Wednesday, April 16, 2014

The Biomedical Research Brain Drain Continues


Although the NIH budget will go up slightly this year, inflation plus years of stagnant funding is culling more and more good scientists. Funding percentiles remain in the 10% range and the total number of investigator-initiated grants is going down and down (1). The NIH and the academic institutions it supports need to face up to what is clearly a permanently altered funding landscape and go into a salvage mode. In order to maintain the viability of US biomedical science two things need to be given priority.

First, truly talented young scientists must be given every advantage. The NIH currently does provide a small ‘edge’ for first time awardees. However, this does not persist after the first funded grant and thus the duration is really not long enough for a young investigator to get a career going.

Second, highly skilled mature investigators need some stability so that one failed grant application does not imperil their careers.

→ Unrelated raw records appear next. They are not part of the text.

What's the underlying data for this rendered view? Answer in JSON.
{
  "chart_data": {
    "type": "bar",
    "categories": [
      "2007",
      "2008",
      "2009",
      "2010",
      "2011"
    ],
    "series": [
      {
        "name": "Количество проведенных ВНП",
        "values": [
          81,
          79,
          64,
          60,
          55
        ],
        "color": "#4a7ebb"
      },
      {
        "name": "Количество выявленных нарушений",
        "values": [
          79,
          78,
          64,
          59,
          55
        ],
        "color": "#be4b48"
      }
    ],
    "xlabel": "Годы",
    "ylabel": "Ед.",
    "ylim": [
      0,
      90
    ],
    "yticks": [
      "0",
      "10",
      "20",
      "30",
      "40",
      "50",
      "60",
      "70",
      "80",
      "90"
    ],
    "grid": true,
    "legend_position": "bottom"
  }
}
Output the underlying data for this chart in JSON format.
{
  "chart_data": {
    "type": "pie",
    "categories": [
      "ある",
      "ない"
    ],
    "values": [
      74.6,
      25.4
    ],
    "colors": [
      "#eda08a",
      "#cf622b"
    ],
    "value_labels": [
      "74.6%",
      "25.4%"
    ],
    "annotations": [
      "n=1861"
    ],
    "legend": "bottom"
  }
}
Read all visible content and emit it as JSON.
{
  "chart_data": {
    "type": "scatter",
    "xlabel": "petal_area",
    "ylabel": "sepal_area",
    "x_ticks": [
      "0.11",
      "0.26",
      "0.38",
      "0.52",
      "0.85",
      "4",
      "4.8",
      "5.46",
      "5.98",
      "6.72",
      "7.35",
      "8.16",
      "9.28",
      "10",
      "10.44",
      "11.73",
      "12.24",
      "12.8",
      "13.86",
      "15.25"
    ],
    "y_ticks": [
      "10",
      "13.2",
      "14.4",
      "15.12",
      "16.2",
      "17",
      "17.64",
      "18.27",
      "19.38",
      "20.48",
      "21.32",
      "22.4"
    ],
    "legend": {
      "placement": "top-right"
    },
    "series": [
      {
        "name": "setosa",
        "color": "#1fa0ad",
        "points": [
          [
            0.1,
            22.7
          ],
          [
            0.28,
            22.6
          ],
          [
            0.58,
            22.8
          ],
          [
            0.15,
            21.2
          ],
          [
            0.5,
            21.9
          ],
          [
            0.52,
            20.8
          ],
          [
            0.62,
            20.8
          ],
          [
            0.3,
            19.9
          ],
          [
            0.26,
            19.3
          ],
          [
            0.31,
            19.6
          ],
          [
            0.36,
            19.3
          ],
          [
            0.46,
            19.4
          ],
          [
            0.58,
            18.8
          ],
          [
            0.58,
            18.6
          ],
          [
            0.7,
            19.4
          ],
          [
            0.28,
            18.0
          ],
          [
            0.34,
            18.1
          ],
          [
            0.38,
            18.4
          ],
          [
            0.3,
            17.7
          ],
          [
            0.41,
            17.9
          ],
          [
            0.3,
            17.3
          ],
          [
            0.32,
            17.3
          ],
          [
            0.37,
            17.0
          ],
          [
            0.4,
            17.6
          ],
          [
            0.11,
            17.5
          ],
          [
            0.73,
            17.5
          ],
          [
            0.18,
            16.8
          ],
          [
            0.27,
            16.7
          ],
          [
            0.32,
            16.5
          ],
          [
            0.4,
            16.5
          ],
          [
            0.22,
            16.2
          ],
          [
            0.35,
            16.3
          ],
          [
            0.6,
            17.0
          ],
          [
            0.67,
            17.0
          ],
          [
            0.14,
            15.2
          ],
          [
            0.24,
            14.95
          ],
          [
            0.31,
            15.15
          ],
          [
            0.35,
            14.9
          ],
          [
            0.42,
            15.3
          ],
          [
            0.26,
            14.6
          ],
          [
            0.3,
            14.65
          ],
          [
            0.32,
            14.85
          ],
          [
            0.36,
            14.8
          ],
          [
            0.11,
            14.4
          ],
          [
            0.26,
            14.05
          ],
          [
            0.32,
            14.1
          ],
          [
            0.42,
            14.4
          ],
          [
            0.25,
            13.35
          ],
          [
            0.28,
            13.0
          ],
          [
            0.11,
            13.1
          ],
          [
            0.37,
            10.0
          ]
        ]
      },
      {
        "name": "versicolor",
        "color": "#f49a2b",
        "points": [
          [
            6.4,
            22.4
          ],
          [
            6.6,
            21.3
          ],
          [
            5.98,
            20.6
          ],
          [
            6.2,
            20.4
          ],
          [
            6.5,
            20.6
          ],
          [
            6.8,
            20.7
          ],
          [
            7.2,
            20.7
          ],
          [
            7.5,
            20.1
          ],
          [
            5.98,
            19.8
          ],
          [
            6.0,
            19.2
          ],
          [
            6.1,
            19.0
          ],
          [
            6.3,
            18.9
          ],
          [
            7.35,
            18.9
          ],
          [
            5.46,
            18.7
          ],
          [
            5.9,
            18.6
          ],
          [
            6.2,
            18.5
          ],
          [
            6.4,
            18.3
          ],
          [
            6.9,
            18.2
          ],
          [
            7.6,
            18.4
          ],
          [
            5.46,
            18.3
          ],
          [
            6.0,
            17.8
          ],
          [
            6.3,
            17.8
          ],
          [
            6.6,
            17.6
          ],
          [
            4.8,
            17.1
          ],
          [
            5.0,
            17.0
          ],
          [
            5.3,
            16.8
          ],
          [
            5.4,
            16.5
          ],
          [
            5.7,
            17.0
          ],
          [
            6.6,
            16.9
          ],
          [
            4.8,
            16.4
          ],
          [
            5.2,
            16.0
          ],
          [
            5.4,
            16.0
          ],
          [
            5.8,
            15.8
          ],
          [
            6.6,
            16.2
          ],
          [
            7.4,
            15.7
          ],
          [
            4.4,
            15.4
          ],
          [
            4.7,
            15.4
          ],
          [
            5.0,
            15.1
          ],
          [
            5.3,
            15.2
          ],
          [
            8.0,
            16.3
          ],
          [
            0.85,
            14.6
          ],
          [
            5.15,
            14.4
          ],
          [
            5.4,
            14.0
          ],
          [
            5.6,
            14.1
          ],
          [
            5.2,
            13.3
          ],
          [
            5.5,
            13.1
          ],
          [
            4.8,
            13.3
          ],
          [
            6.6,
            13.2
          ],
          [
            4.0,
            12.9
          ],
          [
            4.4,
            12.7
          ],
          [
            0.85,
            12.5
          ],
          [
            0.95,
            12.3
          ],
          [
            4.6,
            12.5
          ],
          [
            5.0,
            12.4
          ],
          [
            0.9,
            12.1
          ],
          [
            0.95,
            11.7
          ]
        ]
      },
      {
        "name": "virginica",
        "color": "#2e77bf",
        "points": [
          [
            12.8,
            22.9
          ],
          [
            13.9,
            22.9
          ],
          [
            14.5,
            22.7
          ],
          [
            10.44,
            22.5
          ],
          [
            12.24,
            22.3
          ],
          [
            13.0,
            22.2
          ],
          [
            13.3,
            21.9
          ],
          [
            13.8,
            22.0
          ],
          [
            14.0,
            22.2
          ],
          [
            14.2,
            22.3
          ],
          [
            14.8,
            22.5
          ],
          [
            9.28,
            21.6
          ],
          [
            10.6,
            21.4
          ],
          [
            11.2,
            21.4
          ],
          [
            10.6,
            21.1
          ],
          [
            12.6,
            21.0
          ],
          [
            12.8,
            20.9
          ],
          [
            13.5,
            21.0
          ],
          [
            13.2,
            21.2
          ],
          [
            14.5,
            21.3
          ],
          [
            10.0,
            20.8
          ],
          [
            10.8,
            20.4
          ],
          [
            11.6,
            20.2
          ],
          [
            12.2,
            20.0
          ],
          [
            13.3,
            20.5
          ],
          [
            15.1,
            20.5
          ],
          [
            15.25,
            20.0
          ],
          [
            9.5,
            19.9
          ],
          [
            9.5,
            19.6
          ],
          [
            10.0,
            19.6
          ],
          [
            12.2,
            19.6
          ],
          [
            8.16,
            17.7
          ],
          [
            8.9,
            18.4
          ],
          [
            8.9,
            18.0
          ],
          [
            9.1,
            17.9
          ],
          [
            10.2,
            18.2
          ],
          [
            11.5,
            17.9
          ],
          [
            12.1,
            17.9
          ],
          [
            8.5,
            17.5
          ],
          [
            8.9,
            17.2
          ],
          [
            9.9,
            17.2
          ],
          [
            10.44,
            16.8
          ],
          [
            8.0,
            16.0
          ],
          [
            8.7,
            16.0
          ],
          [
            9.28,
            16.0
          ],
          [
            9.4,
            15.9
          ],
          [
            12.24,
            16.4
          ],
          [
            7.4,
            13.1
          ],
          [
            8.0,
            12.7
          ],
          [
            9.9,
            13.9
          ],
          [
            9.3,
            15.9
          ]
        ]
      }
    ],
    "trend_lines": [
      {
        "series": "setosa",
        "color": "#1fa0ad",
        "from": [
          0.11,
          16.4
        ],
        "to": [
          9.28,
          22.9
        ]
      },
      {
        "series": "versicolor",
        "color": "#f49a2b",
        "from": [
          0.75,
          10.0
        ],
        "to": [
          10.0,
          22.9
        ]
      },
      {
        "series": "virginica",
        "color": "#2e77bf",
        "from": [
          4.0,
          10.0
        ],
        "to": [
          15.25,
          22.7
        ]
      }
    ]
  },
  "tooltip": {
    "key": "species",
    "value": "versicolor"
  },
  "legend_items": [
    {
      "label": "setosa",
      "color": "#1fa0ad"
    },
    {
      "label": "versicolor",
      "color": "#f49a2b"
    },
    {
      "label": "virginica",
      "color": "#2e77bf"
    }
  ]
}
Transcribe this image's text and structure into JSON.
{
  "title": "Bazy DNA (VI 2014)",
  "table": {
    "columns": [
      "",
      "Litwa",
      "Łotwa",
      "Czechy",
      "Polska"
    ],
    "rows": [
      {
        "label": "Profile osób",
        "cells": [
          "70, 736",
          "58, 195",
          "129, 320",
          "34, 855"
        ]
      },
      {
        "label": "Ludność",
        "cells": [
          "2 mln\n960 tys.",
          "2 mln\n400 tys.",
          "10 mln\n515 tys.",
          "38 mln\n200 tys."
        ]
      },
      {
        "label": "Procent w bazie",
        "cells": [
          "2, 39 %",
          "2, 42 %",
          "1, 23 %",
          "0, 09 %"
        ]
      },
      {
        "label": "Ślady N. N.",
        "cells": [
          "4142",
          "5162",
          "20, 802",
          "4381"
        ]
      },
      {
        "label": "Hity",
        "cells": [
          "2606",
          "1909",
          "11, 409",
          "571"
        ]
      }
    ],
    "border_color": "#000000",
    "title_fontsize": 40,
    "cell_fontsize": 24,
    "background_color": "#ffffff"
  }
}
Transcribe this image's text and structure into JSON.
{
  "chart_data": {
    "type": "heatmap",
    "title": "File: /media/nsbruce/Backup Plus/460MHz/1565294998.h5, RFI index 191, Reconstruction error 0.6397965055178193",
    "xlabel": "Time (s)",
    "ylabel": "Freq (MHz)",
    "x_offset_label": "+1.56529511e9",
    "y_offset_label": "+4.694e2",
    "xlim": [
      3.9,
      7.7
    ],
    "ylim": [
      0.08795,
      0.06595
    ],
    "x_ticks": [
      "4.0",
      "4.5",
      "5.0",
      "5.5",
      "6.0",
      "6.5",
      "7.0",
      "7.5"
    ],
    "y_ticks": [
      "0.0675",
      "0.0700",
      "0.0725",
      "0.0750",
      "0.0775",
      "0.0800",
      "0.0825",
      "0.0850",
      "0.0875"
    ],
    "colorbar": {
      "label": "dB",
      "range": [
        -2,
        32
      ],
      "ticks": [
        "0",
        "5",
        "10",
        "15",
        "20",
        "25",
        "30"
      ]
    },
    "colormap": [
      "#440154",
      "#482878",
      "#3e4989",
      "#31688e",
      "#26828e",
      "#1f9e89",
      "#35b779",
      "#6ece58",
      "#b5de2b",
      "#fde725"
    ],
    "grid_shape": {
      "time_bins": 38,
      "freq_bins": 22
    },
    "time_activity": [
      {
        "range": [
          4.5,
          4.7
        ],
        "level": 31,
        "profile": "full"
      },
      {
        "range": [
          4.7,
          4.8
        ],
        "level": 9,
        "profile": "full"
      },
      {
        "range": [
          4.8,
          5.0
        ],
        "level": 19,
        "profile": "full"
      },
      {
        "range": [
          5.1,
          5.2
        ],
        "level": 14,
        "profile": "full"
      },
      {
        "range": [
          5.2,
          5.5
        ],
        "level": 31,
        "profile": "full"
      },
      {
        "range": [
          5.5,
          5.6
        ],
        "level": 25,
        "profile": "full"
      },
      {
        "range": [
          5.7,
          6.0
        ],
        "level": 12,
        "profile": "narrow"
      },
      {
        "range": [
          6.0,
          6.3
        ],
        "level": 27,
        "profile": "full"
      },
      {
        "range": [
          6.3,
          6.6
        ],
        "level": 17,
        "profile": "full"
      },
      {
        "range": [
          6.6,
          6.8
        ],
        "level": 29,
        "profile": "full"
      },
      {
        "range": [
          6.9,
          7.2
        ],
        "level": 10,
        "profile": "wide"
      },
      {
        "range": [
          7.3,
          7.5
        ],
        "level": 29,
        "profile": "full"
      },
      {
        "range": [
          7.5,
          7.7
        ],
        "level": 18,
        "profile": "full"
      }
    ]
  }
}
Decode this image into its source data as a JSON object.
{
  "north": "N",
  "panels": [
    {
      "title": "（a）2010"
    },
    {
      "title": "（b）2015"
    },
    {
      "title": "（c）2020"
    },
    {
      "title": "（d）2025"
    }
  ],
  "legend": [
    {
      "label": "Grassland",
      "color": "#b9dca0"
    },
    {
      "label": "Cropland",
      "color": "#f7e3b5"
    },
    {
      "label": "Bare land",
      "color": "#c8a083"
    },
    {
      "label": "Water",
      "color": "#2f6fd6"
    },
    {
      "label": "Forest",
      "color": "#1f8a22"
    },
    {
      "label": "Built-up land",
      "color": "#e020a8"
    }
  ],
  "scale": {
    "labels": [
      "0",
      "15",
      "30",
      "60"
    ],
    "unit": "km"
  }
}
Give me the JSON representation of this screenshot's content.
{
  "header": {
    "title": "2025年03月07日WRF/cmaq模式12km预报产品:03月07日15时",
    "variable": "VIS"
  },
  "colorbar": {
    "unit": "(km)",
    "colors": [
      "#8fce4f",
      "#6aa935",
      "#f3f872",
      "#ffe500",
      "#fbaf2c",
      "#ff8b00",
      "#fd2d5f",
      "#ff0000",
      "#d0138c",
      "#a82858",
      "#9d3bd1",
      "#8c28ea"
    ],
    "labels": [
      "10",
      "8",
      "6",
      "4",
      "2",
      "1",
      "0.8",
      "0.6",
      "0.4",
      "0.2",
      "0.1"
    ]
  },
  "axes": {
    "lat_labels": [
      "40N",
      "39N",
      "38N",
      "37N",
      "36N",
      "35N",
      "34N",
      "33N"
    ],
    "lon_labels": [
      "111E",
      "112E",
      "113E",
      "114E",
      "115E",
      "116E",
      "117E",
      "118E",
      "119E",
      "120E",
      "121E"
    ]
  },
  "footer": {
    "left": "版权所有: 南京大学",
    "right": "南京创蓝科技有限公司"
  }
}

The US (particularly the NIH) is unique in the world in that science funding is judged and awarded almost purely on the content of individual grants with only limited consideration of the career development path of the applicant. In these days of sub 10% funding, a single reviewer who has a minor technical quibble about a proposal can torpedo the grant and possibly also the applicant’s career.  In many other countries more weight is given to the long-term accomplishments of senior investigators and to the promise of junior investigators. Incorporating considerations of career development in grant review would work toward preservation of human potential in science. Clearly there is a danger of elitism here, but high quality science is inherently an elite activity and surely an appropriate degree of fairness can be built into the process.

Another needed change is that US academic institutions must get their hands out of the cookie jar of indirect costs returns. Sure it costs money to provide facilities for researchers, but universities have charged and over charged for those facilities and have diverted massive amounts of indirect costs from grants to totally inappropriate expenses including university golf courses, parking decks, bus systems and fancy digs for administrators. That money needs to be used to directly support science!

Finally, universities need to exhibit restraint both in the hiring of new science faculty and in the training of students. We are producing far more science PhDs than can possibly find productive careers in this time of diminished funding in academia and the wholesale evisceration of basic research in the pharmaceutical industry.